Puesto que Moquihix no decía nada, el capitán se puso en pie y siguió:
—¡Somos guerreros pero no combatimos! ¿Dónde están los ejércitos que desafían a mis hombres? ¿Dónde los cautivos que han de ser sacrificados en el altar de la sangre? ¡Somos como pájaros enjaulados en este maldito lugar! —Giró sobre sus talones y atravesó a Moquihix con sus ojos penetrantes—. Mira, viejo… Temo que nuestra amada Tollán haya caído, porque han pasado casi dos años desde la última vez que nos llegaron noticias de allí. Y, si es así, este lugar será un lugar donde no habitarán más que fantasmas. Nuestra simiente se dispersará a los cuatro vientos y nos desvaneceremos; nadie recordará a los toltecas.
Moquihix asintió tristemente. ¿Cómo se había llegado a aquello? ¿Dónde estaba el glorioso futuro con el que todos habían soñado?

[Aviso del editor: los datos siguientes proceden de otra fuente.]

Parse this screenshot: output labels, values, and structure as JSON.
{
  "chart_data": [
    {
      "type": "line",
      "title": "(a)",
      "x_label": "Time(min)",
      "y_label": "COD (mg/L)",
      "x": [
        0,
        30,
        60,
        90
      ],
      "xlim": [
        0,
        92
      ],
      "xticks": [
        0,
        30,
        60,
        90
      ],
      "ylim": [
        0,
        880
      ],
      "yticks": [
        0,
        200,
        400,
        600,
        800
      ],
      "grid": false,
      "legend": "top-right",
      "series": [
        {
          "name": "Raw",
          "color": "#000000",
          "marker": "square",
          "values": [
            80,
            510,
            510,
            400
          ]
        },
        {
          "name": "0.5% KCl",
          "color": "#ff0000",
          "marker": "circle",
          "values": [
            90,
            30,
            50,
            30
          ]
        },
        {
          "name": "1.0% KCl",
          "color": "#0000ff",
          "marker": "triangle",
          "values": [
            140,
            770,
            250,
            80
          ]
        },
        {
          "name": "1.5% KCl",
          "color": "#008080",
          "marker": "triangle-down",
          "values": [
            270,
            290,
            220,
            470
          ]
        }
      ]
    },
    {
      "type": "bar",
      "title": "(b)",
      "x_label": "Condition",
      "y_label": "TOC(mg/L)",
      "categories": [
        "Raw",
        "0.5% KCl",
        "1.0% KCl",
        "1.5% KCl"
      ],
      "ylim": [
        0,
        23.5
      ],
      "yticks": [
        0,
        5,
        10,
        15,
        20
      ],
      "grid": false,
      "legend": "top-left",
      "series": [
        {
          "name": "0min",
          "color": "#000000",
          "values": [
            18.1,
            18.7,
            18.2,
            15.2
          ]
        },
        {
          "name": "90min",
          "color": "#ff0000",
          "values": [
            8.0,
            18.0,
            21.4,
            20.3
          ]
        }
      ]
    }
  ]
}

—¡Esa muchacha ha menospreciado a nuestros dioses! —tronó Xikli—. Entréganosla y la sacrificaremos de la forma más apropiada. —Sonrió con crudeza—. Ya nos ocuparemos nosotros de que tarde días en morir.
Moquihix suspiró de nuevo, sintiendo que una curiosa impotencia recorría sus venas. Tal vez el capitán tuviera razón. El sacrificio de la joven podría volver a poner todo en orden.
—De acuerdo —dijo—. En el solsticio, cuando no haya caído la lluvia, os entregaré a la muchacha.
El capitán no ocultó un gesto desdeñoso, y Moquihix, el intérprete del tlatoani del Lugar del Centro, recogió su manto y se dispuso a irse. Con el corazón apesadumbrado, empero. ¡Deseaba tan desesperadamente sincerarse con aquel hombre que, a pesar de sus cicatrices y su nariz rota, le recordaba tanto a su amada esposa Xochitl, que lo abandonó hacía años…! Pero la brecha entre los dos hombres era ahora demasiado amplia para intentar tender nuevos puentes. Marchó, pues, con el corazón dividido: orgulloso en parte de que Xikli se mostrara merecedor de su rango de capitán de los jaguares, y triste, por otra, de ser objeto de su desprecio. Pero… ¿quién podría reprochárselo? Ningún hijo debería nunca sentirse superior a su padre.